19.04.2014

Verhandlungen mit EU über Schweizer Teilnahme an IT-Agentur

Eine Schweizer Delegation hat am Montag in Brüssel erneut über die Teilnahme der Schweiz an der Europäischen IT-Agentur verhandelt. An den Gesprächen nahmen neben der Europäischen Kommission auch die anderen an Schengen/Dublin assoziierten Staaten teil, teilte das Integrationsbüro EDA/EVD mit.

Bei den Verhandlungen geht es darum, die Modalitäten für die Teilnahme der assoziierten Staaten - Schweiz, Norwegen, Liechtenstein und Island - an der Agentur für den Betrieb von IT-Grosssystemen (IT-Agentur) zu regeln. Bei einem ersten Treffen Mitte Oktober waren bereits die Verhandlungsthemen festgelegt worden.

Am Montag nun wurden die zentralen Punkte - das heisst Finanzfragen und Umfang des Stimmrechts der assoziierten Staaten innerhalb der Agentur - erstmals besprochen. Die Schweizer Delegation wurde von Vertretern des Bundesamts für Justiz (BJ) und des Integrationsbüros geleitet, jene der EU von der Generaldirektion Inneres.

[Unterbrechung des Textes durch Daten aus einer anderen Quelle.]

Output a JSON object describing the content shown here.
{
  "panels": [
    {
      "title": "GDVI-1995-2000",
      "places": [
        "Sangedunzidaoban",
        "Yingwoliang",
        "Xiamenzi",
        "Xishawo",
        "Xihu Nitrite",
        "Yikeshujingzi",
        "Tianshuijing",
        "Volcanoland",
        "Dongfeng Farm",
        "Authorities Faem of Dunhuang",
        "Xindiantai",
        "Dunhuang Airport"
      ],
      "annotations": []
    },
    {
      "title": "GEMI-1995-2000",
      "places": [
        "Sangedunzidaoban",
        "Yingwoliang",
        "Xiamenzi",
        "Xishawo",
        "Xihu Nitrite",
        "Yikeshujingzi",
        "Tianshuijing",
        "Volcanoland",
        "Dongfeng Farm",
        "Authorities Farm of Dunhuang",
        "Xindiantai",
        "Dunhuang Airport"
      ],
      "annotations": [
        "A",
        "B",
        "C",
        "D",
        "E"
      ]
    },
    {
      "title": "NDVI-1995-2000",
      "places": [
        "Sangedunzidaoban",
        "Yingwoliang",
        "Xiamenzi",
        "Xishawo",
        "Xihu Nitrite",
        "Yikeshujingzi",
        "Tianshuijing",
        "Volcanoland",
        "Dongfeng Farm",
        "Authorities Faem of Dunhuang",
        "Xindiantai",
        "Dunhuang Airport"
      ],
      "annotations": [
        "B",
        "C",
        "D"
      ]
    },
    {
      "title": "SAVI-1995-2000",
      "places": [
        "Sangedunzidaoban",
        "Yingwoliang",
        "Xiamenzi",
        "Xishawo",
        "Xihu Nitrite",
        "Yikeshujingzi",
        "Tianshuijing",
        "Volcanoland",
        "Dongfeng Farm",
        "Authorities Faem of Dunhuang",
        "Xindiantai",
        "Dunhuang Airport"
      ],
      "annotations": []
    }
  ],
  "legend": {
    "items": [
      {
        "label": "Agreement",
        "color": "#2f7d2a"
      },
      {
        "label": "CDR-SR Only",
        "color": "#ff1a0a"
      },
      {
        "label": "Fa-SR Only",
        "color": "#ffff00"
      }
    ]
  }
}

Die Errichtung der IT-Agentur stellt eine Weiterentwicklung des Schengen-Besitzstands und eine neue Massnahme im Rahmen von Dublin/Eurodac dar. Die IT-Agentur wird für den Betrieb des Visa-Informationssystems (VIS), der Datenbank Eurodac und später des Schengener Informationssystems der zweiten Generation (SIS II) zuständig sein.

Es geht darum sicherzustellen, dass die Behörden rund um die Uhr Zugriff auf diese Systeme haben und dass der Datenaustausch reibungslos funktioniert. Die IT-Agentur wird ihre Tätigkeit voraussichtlich am 1. Dezember 2012 aufnehmen.